Estaba completamente despabilado. Le era imposible el dormirse. Ya no sentía miedo; sólo enfadado porque el sueño se negaba a cerrarle los ojos Empezó a pensar en las águilas y hacer proyectos para el día siguiente.
Sentía el peso de «Kiki» en el hombro. Sabía que estaba durmiendo, con la cabeza debajo del ala. Le hubiera gustado que se hallara despierto y que le hablase. Y también tener a los otros niños a su lado. Así hubiera podido contarles lo que se imaginara ver y oír.
Se quedó dormido por fin cuando la aurora empezaba a platear el horizonte. No vio cómo se volvía dorado y rosa, ni observó el primer vuelo de las águilas. Durmió profundamente. Y «Kiki» también. Pero el loro despertó al oír el primer grito de las águilas, y respondió a él con su maravillosa imitación. Esto despertó al niño con sobresalto, y se incorporó. «Kiki» alzó el vuelo, aguardó a que Jack le llamara, y volvió a posarse entonces en su hombro. El niño se frotó los ojos y bostezó.
—Tengo hambre —le dijo a «Kiki»—. ¿Tú no?
—Mohoso, rancio y polvoriento —dijo el loro, recordando las tres palabras que tanto le gustaron el día anterior—. Mohoso, rancio…
—Sí, ya te oí la primera vez —le interrumpió Jack—. Oye, «Kiki», ¿recuerdas cómo nos levantamos a medianoche y fuimos al torreón y a la cocina?
Al parecer, el loro lo recordaba. Se rascó el pico con una de las patas, y miró a Jack.
—¡Qué lástima! ¡Qué lástima! —dijo.
—Sí… creo que fue una lástima, en efecto, que nos molestáramos tanto. Fui un idiota, «Kiki». Ahora que es de día y que estoy bien despierto, empiezo a creer que soñé o me imaginé todo lo sucedido anoche… aunque en realidad no ocurrió gran cosa.

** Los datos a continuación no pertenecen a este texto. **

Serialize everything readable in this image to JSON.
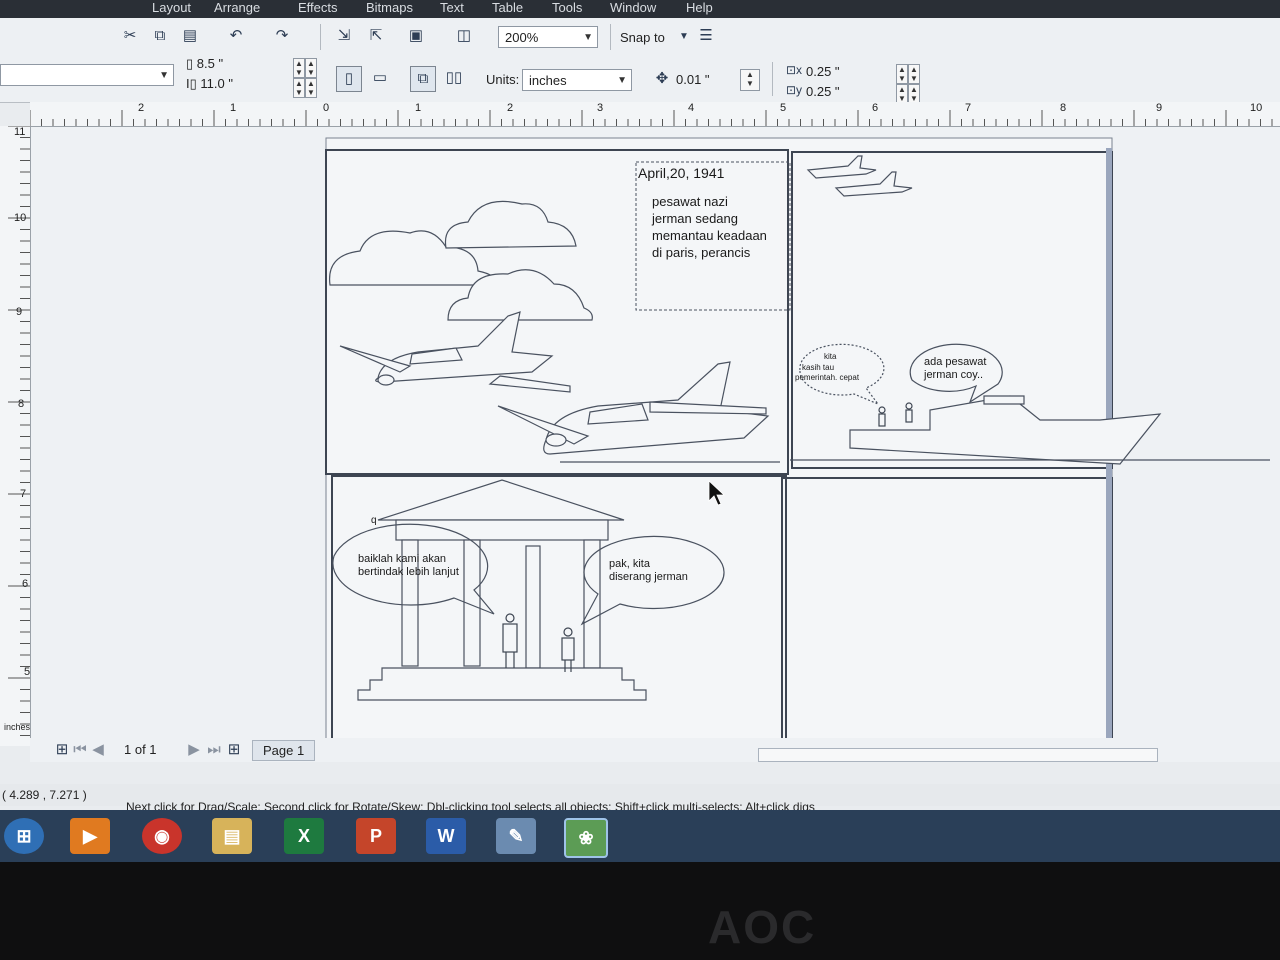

«Kiki» le escuchó con la cabeza ladeada. Jack se desenvolvió las mantas.
—¿Sabes una cosa, «Kiki»? Ni tú ni yo diremos una palabra del destello que creíamos ver, ni de los sonidos que creímos oír, ¿comprendes? Los demás se reirán de nosotros… y Lucy y Tassie pudieran asustarse. Estoy seguro de que todo fue obra de mi propia imaginación.
«Kiki» pareció de acuerdo con todas sus palabras. Ayudó a Jack a sacar galletas de un paquete y fruta de un bolso, y observó cómo destapaba una botella de gaseosa.
—¿A qué hora subirán los otros? —murmuró Jack, dando principio a su desayuno—. Procuraremos sacar unas cuantas «fotos» antes de que lleguen, ¿eh, «Kiki»?